How do I allocate memory for 64 8-byte blocks? I've tried reading on uint64, but I'm not sure where to start.

Answer 1

This should be very simple. Either run:

void *foo = malloc(64 * 8);

or, if you want type safety:

#if (CHAR_BIT != 8) #error Weird broken system, give up... #endif
uint64_t *foo = malloc(sizeof(uint64_t[64]));

Answer 2

In c, malloc allocates the number of bytes specified, so if you want to allocate 64 8 bytes blocks then you must allocate malloc(64*8) . Don't forget to free them.

If you are not going to allocate them dinamically you can just declare an array. In c there's a type that have 64 bits (8 bytes) named uint64_t , so you can declare an array of 64 elements of 8 bytes this way: uint64_t blocks[64] .

As a reply of a question in your comments, declaring a variable will make it valid inside his scope. So if you declare the array globally, it will be valid until the program closes. And if you declare it inside an if condition (for example), it will be valid only inside the conditional.

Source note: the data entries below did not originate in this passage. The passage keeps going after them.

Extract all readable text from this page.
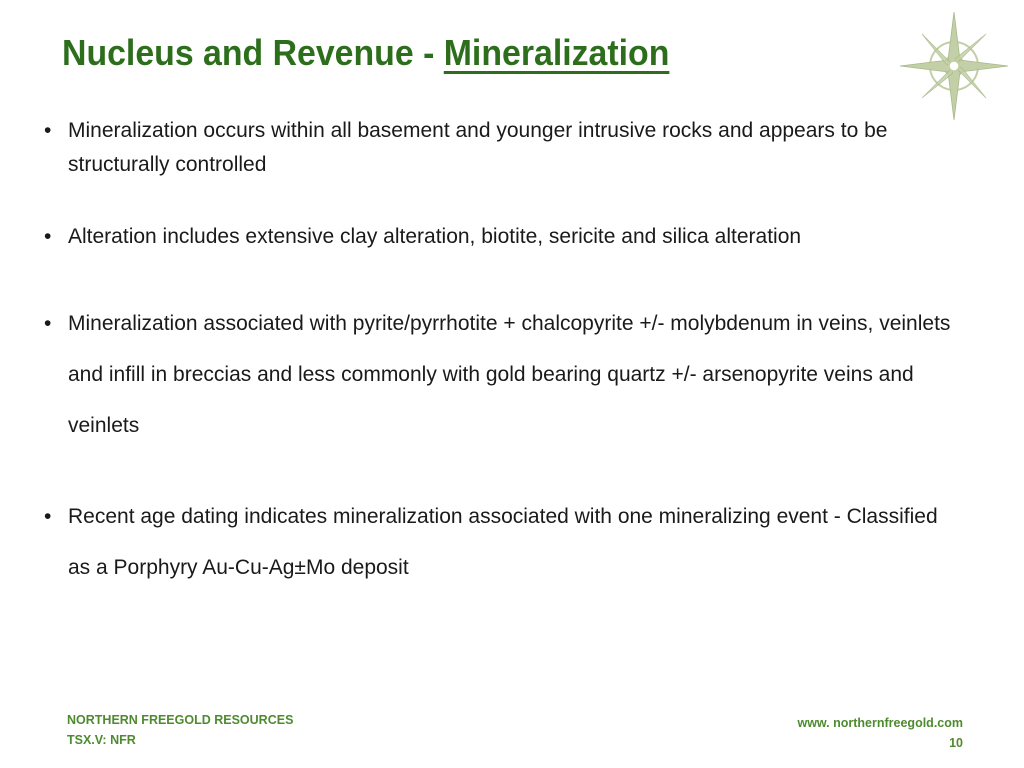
Nucleus and Revenue - Mineralization
• Mineralization occurs within all basement and younger intrusive rocks and appears to be structurally controlled
• Alteration includes extensive clay alteration, biotite, sericite and silica alteration
• Mineralization associated with pyrite/pyrrhotite + chalcopyrite +/- molybdenum in veins, veinlets and infill in breccias and less commonly with gold bearing quartz +/- arsenopyrite veins and veinlets
• Recent age dating indicates mineralization associated with one mineralizing event - Classified as a Porphyry Au-Cu-Ag±Mo deposit
NORTHERN FREEGOLD RESOURCES
TSX.V: NFR
www. northernfreegold.com
10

Read this to understand better how it works: https://www.clear.rice.edu/elec201/ictutorial/tut2-4.html

If you allocate a piece of memory will malloc , it's direction must be saved in a variable so you can access it later, and here applies the same scope rules, but don't forget to free the memory before losing the direction pointer or you will have a memory leak.

If you don't have much experience I don't recommend using malloc .

Answer 3

You can do this just using malloc :

#include <stdio.h>
#include <stdlib.h>
#include <stdint.h>

int main()
{
    void* ptr = malloc(sizeof(uint64_t) * 64);
    printf("Allocated memory begins at %p", ptr);
}